Après avoir flambé jeudi, les cours refluaient légèrement vendredi en début d'échanges asiatiques, le Brent se maintenant autour du niveau de 100 dollars atteint la veille pour la première fois depuis mai, loin de l'accalmie qui avait suivi la signature d'un protocole d'accord irano-américain mi-juin.

Dans la nuit de jeudi à vendredi, l'armée américaine a annoncé avoir achevé une nouvelle série de frappes contre des cibles militaires en Iran, faisant état de la "13e nuit consécutive" de bombardements.

Des médias d'Etat iraniens ont quant à eux rapporté des explosions dans le sud du pays et sur l'île de Qeshm, près du détroit d'Ormuz.

Face aux menaces sur la navigation dans la région, Donald Trump a affirmé jeudi soir que les fonds iraniens gelés aux Etats-Unis serviraient désormais à rembourser les dégâts sur les navires touchés dans le Golfe.

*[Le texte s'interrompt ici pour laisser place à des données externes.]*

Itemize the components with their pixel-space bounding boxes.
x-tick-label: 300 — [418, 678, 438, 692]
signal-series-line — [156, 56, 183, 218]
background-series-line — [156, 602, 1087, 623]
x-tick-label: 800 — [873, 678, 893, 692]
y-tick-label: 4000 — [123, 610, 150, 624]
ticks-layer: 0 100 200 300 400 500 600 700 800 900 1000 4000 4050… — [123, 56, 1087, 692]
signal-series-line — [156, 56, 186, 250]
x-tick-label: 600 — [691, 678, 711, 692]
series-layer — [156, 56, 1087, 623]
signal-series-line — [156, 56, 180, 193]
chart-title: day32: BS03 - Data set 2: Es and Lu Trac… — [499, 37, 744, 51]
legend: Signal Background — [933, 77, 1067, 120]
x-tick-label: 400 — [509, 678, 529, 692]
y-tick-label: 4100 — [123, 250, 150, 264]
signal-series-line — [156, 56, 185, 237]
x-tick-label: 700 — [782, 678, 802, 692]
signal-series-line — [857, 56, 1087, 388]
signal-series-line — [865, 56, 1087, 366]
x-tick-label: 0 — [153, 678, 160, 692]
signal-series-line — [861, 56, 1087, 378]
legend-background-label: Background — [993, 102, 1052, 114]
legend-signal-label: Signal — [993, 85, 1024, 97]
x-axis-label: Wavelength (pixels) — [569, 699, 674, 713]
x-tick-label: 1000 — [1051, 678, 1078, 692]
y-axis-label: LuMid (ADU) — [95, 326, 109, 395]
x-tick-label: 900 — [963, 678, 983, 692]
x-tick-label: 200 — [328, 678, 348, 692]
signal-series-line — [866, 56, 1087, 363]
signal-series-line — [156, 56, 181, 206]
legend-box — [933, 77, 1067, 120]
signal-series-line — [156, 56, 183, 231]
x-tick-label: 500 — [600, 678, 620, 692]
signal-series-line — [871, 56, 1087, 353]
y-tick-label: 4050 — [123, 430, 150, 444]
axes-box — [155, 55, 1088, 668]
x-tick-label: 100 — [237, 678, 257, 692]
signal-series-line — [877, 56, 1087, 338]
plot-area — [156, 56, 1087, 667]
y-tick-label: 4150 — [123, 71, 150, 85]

"A partir de maintenant, tous les dommages causés aux navires, à la cargaison ou à tout autre élément s'y rapportant, seront payés par l'argent iranien que les Etats-Unis ont en leur possession et contrôlent", a déclaré le président américain sur sa plateforme Truth Social, sans fournir davantage de détails sur le mécanisme envisagé.

Une menace qualifiée quelques heures plus tard de "précédent incendiaire" par le ministre iranien des Affaires étrangères, Abbas Araghchi, dans une publication sur X.